3 b) On the other hand, the grateful robber became a theologian because he was enlightened and believed in Christ. The truth was revealed in his heart and he was thus able to come to know God. In our faith, knowledge of God has nothing to do with intellectualism. It doesn’t come as the fruit of some information that’s been heard, nor from study or from scientific enquiry. God reveals himself in people’s heart, that is the depth of their being, which is why our relationship with him is heart-felt. Even in the Old Testament we hear God calling: ‘My son, give me your heart’. Despite the fact that he was steeped in sins and offences, it’s clear that, in the depth of his soul, he hadn’t been entirely altered. Something clean and pure still remained there. When he was given the opportunity to meet Christ, he seized it. The living presence of Christ touched his heart, he became contrite, he was wounded by the Lord’s love, which is why he burst into tears of repentance, and this opened to him the gates of paradise. As the verse of the synaxari [at Matins] for Great Friday* puts it: ‘The robber inserted the key into the locked gates by saying “Remember me”’. Antiphon 14 in the same service also says: ‘He let out a small cry and was the first to open the gates of paradise and enter’. The Lord himself said that repentance is the realm of sanctity, the state which produces ripples of joy throughout the heavens. ‘There is joy in heaven over a sinner who has repented’. This is the strange thing about Golgotha: on the one hand, the Lord is in pain over ‘taking away the sin of the world’; and on the other, he rejoices because he witnesses the first citizen of paradise, who found his way there on the cross.

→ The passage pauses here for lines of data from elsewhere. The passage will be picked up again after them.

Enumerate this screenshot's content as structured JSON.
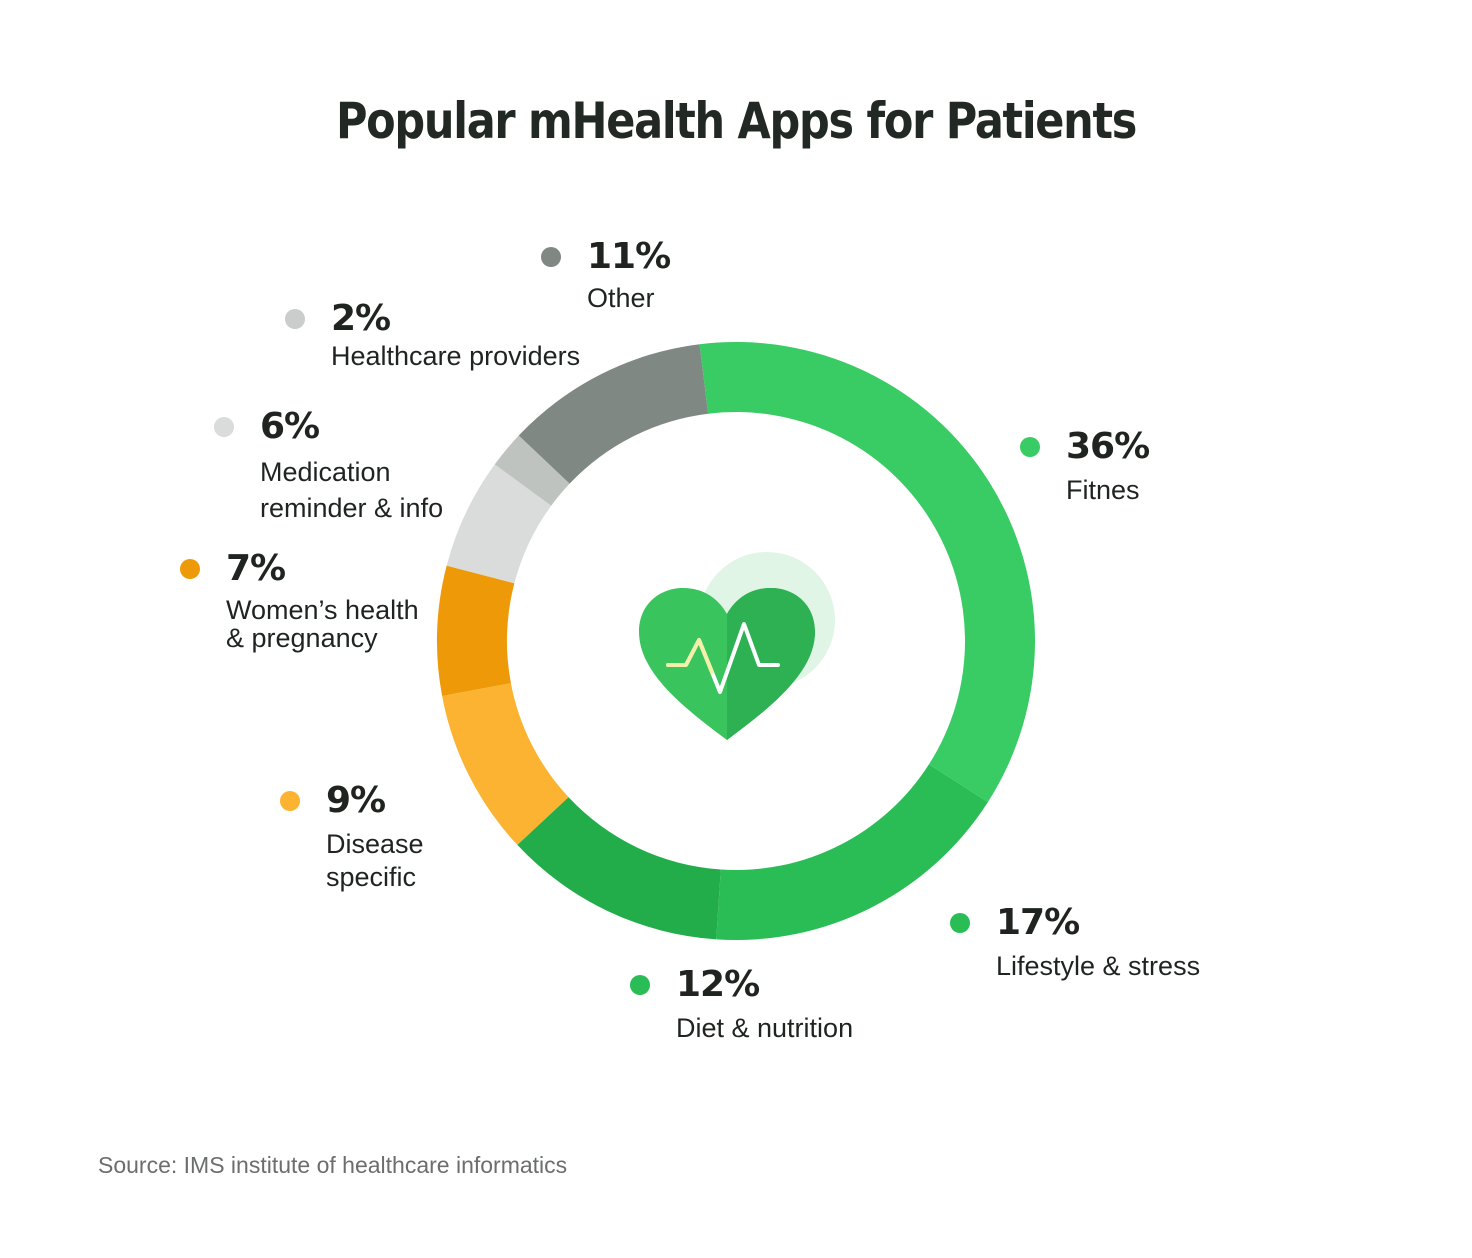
{
  "chart_data": {
    "type": "pie",
    "title": "Popular mHealth Apps for Patients",
    "source": "Source: IMS institute of healthcare informatics",
    "slices": [
      {
        "label": "Fitnes",
        "value": 36,
        "value_label": "36%",
        "color": "#39cc64"
      },
      {
        "label": "Lifestyle & stress",
        "value": 17,
        "value_label": "17%",
        "color": "#2bbd55"
      },
      {
        "label": "Diet & nutrition",
        "value": 12,
        "value_label": "12%",
        "color": "#22ad4a"
      },
      {
        "label": "Disease\nspecific",
        "value": 9,
        "value_label": "9%",
        "color": "#fbb331"
      },
      {
        "label": "Women’s health\n& pregnancy",
        "value": 7,
        "value_label": "7%",
        "color": "#ee9a08"
      },
      {
        "label": "Medication\nreminder & info",
        "value": 6,
        "value_label": "6%",
        "color": "#d9dcda"
      },
      {
        "label": "Healthcare providers",
        "value": 2,
        "value_label": "2%",
        "color": "#bec3c0"
      },
      {
        "label": "Other",
        "value": 11,
        "value_label": "11%",
        "color": "#7f8882"
      }
    ]
  },
  "center_icon": "heart-pulse-icon"
}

So, according to our hymnographer, the characteristic of the theological language of the grateful robber is the experience of the remission of his sins. The robber saint felt that he’d been relieved of the burden of what had been his blasphemous life until then, because he’d turned to the sun of glory, who was beside him. This sense of forgiveness as an experience of the grace of the crucified Lord is the only basis on which anyone can theologize. We might say with certainty that the saved robber ‘saw’, in the Spirit, Christ taking upon himself the sins of everyone. In other words, he had a ‘vision of God’, which Christ permits to those souls who are in kinship with him. And, as we’ve said, they’re in kinship, not because they’re without sin, but because they’ve reached the point of genuinely repenting. Their hearts echo the beat of his own, which means that they feel something of his love.